I misteri che avvolgono il rogo del complesso scientifico napoletano della Città della Scienza non si esauriscono al capitolo delle responsabilità, ma puntano dritto sui meriti di strutture come quella partonepea – che, nonostante le perdite, l’Eurispes considerava una delle 100 eccellenze del nostro Paese e cercava di offrire un contributo allo sviluppo tecnologico del territorio.
Nel rogo sono finiti, in particolare, il Business Innovation Center (Bic), incubatore di imprese specializzate nell’Ict, il Centro di alta formazione (Caf) per il personale destinato ai processi di innovazione e sviluppo, e lo Science Centre, primo museo scientifico interattivo di seconda generazione italiano, incentrato su percorsi esperienziali e touch (esperimenti scientifici, multimedialità, ecc.).

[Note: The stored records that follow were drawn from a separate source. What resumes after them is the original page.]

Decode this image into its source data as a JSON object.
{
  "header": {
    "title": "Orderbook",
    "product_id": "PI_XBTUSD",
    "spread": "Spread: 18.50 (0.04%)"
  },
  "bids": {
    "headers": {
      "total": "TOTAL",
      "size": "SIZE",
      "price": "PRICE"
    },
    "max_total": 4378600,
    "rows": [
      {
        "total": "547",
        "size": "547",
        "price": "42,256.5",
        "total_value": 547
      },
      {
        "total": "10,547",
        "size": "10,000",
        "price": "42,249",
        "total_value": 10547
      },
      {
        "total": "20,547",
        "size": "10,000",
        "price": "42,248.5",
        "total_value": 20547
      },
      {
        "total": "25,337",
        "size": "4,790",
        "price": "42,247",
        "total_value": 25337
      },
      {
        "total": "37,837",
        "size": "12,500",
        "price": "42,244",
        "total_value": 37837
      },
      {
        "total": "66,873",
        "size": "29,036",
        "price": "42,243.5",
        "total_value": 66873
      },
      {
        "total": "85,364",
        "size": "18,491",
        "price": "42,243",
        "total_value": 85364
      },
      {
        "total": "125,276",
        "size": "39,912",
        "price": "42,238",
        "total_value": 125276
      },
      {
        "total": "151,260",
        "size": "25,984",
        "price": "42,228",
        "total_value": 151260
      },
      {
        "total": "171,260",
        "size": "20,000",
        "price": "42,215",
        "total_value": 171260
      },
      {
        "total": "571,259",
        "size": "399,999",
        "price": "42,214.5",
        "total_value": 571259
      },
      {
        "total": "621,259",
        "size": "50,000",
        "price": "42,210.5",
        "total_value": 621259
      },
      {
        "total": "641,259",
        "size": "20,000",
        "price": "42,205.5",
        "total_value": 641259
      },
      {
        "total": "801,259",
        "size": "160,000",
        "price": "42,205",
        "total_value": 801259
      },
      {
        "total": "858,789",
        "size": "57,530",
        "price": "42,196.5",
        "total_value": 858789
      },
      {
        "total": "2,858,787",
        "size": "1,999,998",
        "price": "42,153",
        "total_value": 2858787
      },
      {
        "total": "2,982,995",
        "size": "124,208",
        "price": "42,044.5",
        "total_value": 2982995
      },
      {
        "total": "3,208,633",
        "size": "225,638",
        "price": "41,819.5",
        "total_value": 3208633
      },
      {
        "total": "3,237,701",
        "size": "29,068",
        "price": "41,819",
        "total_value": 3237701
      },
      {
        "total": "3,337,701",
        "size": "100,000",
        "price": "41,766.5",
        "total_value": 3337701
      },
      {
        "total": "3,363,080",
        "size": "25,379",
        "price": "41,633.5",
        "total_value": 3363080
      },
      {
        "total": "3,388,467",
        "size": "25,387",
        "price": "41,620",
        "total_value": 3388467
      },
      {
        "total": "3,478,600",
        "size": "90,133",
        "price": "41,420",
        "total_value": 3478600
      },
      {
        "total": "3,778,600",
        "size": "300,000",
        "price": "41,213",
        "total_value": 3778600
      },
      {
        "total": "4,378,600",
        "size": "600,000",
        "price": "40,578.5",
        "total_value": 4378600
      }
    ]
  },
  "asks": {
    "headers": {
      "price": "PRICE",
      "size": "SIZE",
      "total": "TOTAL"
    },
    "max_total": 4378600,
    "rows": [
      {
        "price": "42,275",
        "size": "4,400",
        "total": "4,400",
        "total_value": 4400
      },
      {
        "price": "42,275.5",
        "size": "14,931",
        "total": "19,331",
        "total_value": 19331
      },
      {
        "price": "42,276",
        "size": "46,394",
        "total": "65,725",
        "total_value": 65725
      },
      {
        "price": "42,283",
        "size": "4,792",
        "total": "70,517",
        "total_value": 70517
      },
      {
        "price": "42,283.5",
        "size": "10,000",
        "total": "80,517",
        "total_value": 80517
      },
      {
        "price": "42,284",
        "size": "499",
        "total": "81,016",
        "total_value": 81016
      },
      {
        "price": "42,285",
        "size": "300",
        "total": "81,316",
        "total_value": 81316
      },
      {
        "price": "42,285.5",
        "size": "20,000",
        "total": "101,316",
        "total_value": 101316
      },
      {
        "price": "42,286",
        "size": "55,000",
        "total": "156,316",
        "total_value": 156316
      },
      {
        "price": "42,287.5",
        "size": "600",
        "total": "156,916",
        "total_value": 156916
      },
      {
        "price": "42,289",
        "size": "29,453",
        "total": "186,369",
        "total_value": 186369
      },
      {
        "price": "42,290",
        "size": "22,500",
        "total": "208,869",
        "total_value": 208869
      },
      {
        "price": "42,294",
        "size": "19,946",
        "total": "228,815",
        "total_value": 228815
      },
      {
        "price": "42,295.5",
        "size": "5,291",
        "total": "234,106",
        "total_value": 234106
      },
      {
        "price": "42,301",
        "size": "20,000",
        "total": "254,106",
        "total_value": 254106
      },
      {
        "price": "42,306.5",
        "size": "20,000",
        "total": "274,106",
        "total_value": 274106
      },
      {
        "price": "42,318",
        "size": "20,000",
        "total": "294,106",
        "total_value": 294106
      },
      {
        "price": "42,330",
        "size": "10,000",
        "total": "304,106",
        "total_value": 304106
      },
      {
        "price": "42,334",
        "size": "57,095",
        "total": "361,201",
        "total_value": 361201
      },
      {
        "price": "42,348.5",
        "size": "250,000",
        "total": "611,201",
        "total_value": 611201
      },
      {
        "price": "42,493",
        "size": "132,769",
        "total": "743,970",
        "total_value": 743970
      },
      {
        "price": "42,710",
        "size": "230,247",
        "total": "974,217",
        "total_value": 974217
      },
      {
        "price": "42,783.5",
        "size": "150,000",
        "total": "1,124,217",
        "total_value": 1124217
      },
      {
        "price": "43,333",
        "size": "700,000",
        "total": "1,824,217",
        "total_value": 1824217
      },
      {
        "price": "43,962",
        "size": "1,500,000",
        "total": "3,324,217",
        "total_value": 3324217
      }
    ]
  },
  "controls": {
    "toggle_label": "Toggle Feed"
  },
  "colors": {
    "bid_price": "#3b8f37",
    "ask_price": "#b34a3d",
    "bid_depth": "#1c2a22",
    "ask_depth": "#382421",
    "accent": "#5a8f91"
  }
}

I parchi tecnologici esistono in tutta Europa: diverse città hanno puntato su queste strutture per riqualificare interi quartieri, migliorando la qualità della vita e anche il city branding a livello internazionale, come accaduto a Parigi con la Cité des Sciences e de l’Industrie, a Lisbona con il Pavilhao do conhecimento e ad Amsterdam con Nemo, costruzione a forma di nave che spunta dal mare realizzata da Renzo Piano.
Si spinge oltre il concetto di Science center adottato da altri paesi, dove i parchi tecnologici devono agire da volano per la crescita del territorio, da aggregatori di innovazione per l’intero contesto urbano. È il caso di Espoo in Finlandia, che ospita oltre 8.000 imprese Ict e 12.000 aziende dell’indotto attive nei knowledge intensive business services, il tutto a meno di un quarto d’ora di distanza dal campus universitari.
Tornando in Italia, Trento sta coniugando la riqualificazione del territorio con la realizzazione di un grande centro scientifico chiamato Muse, un museo delle scienze progettato da Renzo Piano dove si terranno anche concerti e attività teatrali dal 2015.
Già attivo invece l’AREA SciencePark di Trieste, uno dei principali parchi scientifici e tecnologici multisettoriali italiani di livello internazionale, che svolge formazione e trasferimento tecnologico; l’Italia ha altri 15 parchi che fungono da incubatori hitech (dati dell’Associazione parchi scientifici tecnologici italiani) e cercano di affiancare ricerca e innovazione tecnologica con ricadute sul sistema produttivo – forse non con i numeri che vantano i finlandesi, ma l’idea sembra quella giusta.